偽小判現るの巻3
翌日の午後、吉原の西田屋に龍之進が小判師の藤次を伴って姿を見せた。庄司甚右衛門に小判の鑑定結果を知らせるためだ。甚右衛門は藤次の偽小判だという説明に、やはりそうだったかと頷いた。そこで龍之進は一番知りたい偽小判の出所を訊いた。それが分かれば偽金作りの一味に辿り着ける手掛かりになるかもしれないのだ。
「あの小判を使われたお客様はどなたなのか分かるでしょうか。」
「あの小判は西田屋のお客様が使った金ではありません。この西田屋は吉原を束ねる仕事もしています。吉原の総ての妓楼から組合費の徴集も行っていて、その中にあった小判です。よって妓楼の特定も残念ながら出来ません。」
龍之進は分からないという答えにはガッカリしなかった。その答えを想定した上で藤次を連れてきたのだ。
「それならば甚右衛門様にお願いがあるのです。総ての妓楼にある小判を調べたいのです。調べるのは此処にいる小判師の藤次さんです。如何でしょう。」
甚右衛門は唸った。大変な仕事なのだ。早い話有り金を全て見せろという要求に近いのだ。吉原総ての妓楼を承諾させなければならない。出来ないと言って放っておくと、吉原中に偽小判が溢れる事態になってしまう事も考えられるのだ。甚右衛門はそういう事を龍之進に説明した。
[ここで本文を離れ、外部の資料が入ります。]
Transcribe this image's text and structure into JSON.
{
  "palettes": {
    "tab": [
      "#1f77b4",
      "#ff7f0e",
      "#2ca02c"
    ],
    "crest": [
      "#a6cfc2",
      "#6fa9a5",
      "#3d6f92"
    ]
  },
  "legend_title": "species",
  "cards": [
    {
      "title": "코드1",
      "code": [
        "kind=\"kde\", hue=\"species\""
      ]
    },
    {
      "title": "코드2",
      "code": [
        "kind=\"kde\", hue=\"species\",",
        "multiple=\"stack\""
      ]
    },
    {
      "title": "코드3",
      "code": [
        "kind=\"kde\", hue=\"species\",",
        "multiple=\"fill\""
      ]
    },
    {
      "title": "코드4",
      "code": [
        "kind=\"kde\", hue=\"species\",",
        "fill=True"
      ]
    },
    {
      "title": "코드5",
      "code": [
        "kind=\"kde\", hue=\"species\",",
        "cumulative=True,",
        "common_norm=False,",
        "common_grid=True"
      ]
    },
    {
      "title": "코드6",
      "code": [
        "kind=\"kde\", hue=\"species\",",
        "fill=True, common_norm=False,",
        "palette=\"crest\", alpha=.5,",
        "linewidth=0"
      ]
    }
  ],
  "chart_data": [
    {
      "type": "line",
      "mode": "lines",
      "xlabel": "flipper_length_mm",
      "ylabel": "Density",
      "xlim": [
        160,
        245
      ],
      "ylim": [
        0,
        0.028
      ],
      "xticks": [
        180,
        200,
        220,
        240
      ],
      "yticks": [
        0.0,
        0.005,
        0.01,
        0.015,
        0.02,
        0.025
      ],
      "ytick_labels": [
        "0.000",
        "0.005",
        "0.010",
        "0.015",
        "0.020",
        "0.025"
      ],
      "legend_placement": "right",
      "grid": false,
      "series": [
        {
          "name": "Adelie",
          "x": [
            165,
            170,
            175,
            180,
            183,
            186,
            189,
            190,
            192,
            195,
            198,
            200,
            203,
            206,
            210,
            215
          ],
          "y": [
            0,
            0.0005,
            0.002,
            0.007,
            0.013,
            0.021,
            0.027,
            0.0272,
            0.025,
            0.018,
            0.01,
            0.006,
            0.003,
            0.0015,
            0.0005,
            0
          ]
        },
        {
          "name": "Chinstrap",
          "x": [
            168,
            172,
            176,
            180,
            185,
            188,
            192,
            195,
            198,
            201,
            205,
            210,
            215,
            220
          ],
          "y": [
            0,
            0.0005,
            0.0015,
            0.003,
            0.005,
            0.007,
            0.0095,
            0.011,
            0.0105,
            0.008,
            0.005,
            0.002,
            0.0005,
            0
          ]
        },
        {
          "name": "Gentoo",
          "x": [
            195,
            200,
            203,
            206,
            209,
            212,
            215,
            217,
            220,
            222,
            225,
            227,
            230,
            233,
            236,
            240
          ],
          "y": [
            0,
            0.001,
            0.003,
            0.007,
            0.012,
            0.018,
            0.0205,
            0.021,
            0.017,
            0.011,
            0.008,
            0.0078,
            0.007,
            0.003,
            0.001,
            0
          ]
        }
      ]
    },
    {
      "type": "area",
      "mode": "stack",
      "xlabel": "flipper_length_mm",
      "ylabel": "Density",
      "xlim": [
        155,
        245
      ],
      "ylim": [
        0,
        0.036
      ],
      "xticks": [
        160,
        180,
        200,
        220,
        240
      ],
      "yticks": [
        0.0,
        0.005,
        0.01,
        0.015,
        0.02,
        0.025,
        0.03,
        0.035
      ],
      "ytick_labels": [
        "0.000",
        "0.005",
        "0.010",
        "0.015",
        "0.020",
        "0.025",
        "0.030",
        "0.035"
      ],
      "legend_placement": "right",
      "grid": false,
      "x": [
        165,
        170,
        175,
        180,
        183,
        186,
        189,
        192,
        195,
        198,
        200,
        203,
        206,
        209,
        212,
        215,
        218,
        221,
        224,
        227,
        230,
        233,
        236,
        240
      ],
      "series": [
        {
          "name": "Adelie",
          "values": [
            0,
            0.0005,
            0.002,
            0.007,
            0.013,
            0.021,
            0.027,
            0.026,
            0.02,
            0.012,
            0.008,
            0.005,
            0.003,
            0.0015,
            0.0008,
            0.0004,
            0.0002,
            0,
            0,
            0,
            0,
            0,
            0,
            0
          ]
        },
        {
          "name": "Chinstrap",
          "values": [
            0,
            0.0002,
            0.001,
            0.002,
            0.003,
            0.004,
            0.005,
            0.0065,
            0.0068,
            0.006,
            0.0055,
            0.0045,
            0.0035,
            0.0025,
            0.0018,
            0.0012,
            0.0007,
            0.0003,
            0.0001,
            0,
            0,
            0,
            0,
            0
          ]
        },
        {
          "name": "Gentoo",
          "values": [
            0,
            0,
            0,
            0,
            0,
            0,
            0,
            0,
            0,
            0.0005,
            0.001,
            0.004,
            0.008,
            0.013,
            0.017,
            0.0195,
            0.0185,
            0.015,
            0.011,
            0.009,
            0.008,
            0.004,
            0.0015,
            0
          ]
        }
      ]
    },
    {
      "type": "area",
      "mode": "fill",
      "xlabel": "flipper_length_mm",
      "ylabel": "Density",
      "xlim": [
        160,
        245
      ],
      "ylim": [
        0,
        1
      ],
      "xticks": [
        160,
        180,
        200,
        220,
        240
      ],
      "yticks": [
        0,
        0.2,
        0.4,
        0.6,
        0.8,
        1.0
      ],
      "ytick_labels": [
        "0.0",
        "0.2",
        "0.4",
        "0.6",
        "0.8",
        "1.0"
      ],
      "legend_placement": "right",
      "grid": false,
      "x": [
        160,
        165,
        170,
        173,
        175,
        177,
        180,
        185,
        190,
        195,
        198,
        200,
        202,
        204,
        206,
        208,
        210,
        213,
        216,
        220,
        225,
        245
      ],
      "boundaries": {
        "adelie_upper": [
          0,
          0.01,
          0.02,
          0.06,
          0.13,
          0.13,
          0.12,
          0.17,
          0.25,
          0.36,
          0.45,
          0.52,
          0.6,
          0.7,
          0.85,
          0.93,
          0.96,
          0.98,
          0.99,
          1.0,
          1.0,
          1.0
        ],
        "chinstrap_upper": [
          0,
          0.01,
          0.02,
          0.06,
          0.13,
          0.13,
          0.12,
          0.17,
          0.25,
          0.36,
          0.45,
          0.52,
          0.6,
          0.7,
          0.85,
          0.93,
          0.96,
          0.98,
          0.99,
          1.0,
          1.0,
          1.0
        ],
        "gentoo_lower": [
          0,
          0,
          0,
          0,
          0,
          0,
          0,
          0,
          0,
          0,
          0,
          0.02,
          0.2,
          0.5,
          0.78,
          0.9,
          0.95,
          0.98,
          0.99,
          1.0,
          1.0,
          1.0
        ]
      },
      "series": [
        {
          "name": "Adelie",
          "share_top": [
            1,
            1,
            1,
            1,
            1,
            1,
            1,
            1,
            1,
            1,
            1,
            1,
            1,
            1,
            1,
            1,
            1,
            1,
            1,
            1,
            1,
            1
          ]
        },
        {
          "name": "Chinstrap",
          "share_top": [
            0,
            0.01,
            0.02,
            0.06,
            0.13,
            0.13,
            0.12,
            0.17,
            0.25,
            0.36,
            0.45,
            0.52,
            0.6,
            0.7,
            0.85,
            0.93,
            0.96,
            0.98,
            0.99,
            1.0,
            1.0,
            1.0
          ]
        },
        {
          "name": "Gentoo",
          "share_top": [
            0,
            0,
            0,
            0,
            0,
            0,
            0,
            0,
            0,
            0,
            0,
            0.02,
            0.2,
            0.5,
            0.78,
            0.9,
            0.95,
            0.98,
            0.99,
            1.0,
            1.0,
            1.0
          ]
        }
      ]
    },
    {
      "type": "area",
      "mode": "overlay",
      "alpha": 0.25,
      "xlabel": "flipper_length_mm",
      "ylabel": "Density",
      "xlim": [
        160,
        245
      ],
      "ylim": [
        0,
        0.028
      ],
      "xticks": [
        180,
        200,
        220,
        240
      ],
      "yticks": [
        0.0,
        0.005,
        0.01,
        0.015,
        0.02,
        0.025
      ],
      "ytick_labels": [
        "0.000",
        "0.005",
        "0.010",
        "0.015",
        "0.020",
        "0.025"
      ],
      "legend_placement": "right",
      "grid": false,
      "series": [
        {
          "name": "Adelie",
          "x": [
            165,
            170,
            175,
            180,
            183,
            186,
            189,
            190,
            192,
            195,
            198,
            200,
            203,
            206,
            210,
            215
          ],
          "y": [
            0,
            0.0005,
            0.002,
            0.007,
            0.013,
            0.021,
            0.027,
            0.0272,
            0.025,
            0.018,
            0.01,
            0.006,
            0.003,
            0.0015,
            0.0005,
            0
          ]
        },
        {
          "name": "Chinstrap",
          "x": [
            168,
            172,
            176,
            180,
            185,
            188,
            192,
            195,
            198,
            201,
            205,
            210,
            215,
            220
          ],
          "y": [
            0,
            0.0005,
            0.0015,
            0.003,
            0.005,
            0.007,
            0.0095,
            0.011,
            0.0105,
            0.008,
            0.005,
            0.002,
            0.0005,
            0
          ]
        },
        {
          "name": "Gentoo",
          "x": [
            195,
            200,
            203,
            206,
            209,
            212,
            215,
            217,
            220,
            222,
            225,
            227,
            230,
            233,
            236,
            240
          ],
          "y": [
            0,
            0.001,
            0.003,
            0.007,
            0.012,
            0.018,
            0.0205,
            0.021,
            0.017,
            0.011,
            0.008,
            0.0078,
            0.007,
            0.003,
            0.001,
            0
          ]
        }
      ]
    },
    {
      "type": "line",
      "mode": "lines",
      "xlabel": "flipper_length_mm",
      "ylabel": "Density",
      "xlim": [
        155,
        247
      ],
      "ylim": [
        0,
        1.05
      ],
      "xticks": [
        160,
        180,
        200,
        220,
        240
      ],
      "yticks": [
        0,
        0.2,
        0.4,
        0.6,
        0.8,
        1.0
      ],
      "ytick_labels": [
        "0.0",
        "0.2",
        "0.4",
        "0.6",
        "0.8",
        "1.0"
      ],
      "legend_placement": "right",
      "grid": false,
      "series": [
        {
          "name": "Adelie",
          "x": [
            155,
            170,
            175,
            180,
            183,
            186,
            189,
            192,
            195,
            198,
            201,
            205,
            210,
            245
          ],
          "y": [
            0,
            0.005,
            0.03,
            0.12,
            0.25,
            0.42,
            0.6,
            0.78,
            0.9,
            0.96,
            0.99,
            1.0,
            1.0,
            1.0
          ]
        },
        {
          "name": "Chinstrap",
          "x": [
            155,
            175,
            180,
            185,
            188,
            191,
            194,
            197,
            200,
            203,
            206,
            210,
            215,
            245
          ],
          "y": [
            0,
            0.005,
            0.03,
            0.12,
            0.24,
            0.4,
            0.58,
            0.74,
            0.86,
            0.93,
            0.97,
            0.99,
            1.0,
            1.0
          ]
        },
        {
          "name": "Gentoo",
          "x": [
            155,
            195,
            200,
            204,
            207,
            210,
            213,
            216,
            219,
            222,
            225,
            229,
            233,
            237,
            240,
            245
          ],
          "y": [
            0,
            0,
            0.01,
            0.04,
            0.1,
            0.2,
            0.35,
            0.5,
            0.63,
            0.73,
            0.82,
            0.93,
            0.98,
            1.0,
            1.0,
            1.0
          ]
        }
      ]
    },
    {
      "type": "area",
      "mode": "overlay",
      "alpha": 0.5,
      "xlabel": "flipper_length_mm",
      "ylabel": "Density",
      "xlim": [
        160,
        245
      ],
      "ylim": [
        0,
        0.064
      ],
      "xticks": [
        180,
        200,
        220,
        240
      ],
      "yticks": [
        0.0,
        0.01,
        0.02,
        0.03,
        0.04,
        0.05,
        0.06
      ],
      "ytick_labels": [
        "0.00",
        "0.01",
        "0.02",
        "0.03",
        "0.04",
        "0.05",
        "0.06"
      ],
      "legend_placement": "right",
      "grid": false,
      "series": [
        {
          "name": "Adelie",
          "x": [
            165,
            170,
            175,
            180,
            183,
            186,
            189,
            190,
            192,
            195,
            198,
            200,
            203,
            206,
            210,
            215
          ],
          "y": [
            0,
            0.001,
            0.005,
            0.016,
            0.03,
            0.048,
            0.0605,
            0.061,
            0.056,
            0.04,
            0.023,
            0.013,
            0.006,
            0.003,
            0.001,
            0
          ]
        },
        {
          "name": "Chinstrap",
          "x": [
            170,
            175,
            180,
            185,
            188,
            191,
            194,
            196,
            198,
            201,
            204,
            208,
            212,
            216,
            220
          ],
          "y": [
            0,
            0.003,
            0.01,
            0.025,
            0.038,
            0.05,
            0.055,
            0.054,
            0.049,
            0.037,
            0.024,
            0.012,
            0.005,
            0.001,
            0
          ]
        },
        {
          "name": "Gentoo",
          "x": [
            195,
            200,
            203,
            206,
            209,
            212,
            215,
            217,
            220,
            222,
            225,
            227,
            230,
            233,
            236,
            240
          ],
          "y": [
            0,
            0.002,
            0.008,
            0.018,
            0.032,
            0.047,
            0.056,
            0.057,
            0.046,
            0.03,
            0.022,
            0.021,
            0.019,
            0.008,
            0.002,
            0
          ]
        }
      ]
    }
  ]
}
「甚右衛門様、大変な事は承知しております。でも有り金総てではなくてよろしいかと思います。以前からある小判は大丈夫でしょう。最近流通した小判だけでいいと思います。」
「それもそうですな。考え過ぎでした。しかしそれでも総ての妓楼の承諾を得なければなりません。明日の午後、組合の会合を開いて説明し承諾してもらいます。それまで待ってください。」
次の日の吉原の組合の会合では、甚右衛門は纏めるのに苦労はしたが、自分たちが偽金を掴まされたくないという事で、小判の検査を承諾したのであった。次の朝、甚右衛門から承諾の連絡を受けた龍之進は金座に行き、小判師の藤次ともう一人の小判師を連れて吉原に向かった。吉原には妓楼だけでなく揚屋もあり、総て調べるのに十日程掛かりそうであった。龍之進としては調べが終わるまではジッと待つしかなかった。
材木町の大火事の巻
吉原の小判調べが始まって五日ばかり経った夜の丑三つ時、楓川を南に少し下った材木町三丁目の舟入り堀に一艘の猪木舟が接岸した。その夜は北西の風が強く、堀の水面は波立っていた。その揺れる舟から三人の男が岸に飛び移った。手には、油をたっぷり染み込ませてまだ火を付けてない松明を持っていた。この一帯は材木問屋が集まっていて、材木置き場が幾つもあった。そのうちの奥にある材木置き場に男たちは集まり、松明に火を付けた。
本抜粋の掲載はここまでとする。